9. Status Tenaga Kerja Harian
Omnibus Law, kata Said Iqbal, mengatur hubungan yang fleksibel dengan mudah rekrut dan pecat. Sehingga mungkin saja akan banyak buruh yang berstatus sebagai tenaga kerja harian.
Selain itu, Omnibus Law waktu kerja fleksibel. Hal ini justru akan meningkatkan jumlah pekerja informal di industri padat karya.
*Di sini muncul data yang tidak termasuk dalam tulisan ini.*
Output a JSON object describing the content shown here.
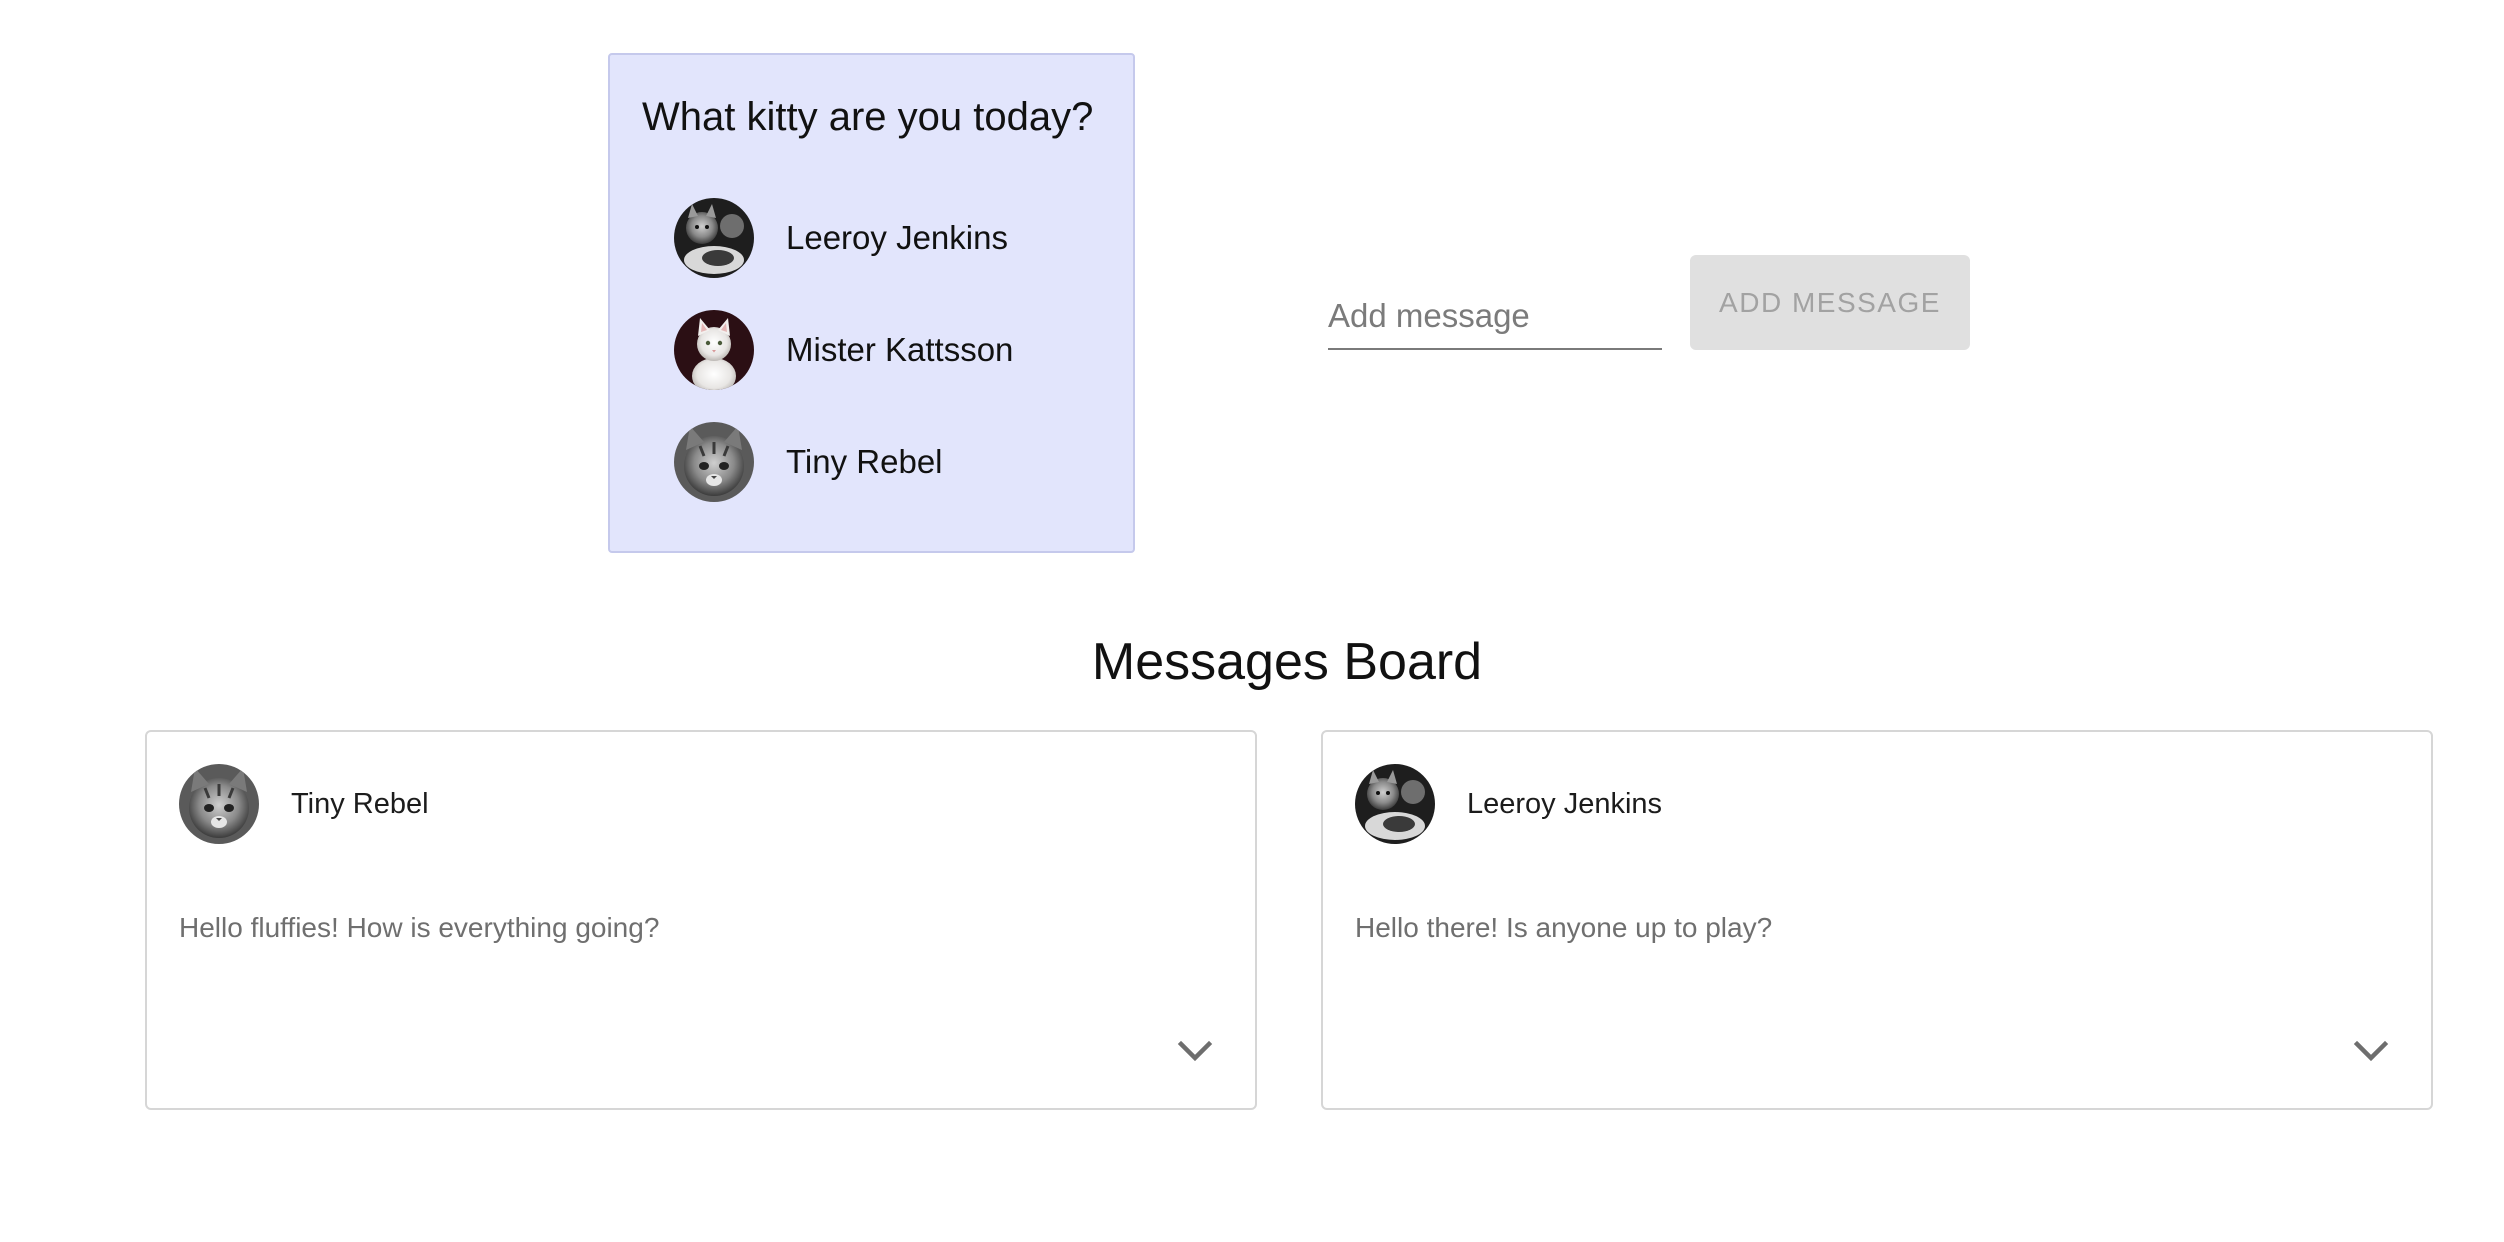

Misalnya, pabrik boneka, sepatu, baju, tidak lagi mendirikan bangunan pabrik tetapi cukup mendirikan kantor saja.
Pengusaha akan memberikan perintah ke masyarakat atau buruh yang bekerja dari rumah alias home industry. Dengan sistem seperti ini, tidak ada lagi perlindungan untuk buruh. "Upah hanya dibayarkan seenaknya dan tidak ada jamian kesehatan dan jaminan pensiun," kata dia.
10. Tenaga Kerja Asing
KSPI menilai Omnibus Law menghilangkan kewajiban bagi tenaga kerja asing untuk memiliki izin. Hal tersebut termaktub dalam Pasal 42 Ayat (1) UU 13 tahun 2003 bahwa Setiap pemberi kerja yang mempekerjakan tenaga kerja asing wajib memiliki izin tertulis dari Menteri atau pejabat yang ditunjuk.
Tetapi dalam Omnibus Law diubah dengan hanya memiliki pengesahan RPTKA. Tidak lagi memerlukan izin seperti dalam aturan sebelumnya. "Jelas ini akan mempermudah TKA masuk. Apalagi praktiknya, saat ini saja TKA unskill sudah banyak yang masuk," ujar dia.
11. Buruh Dilarang Protes
Hal ini menurut Said Iqbal adalah dampak dari meluasnya buruh outsourcing dan kontrak. "Karyawan kontrak itu, kalau banyak protes pasti tidak akan diperpanjang kontraknya."
12. Hari Libur
KSPI menilai dampak dari penerapan jam kerja yang fleksibel dan upah per jam berpotensi membuat buruh bisa diminta bekerja pada hari libur.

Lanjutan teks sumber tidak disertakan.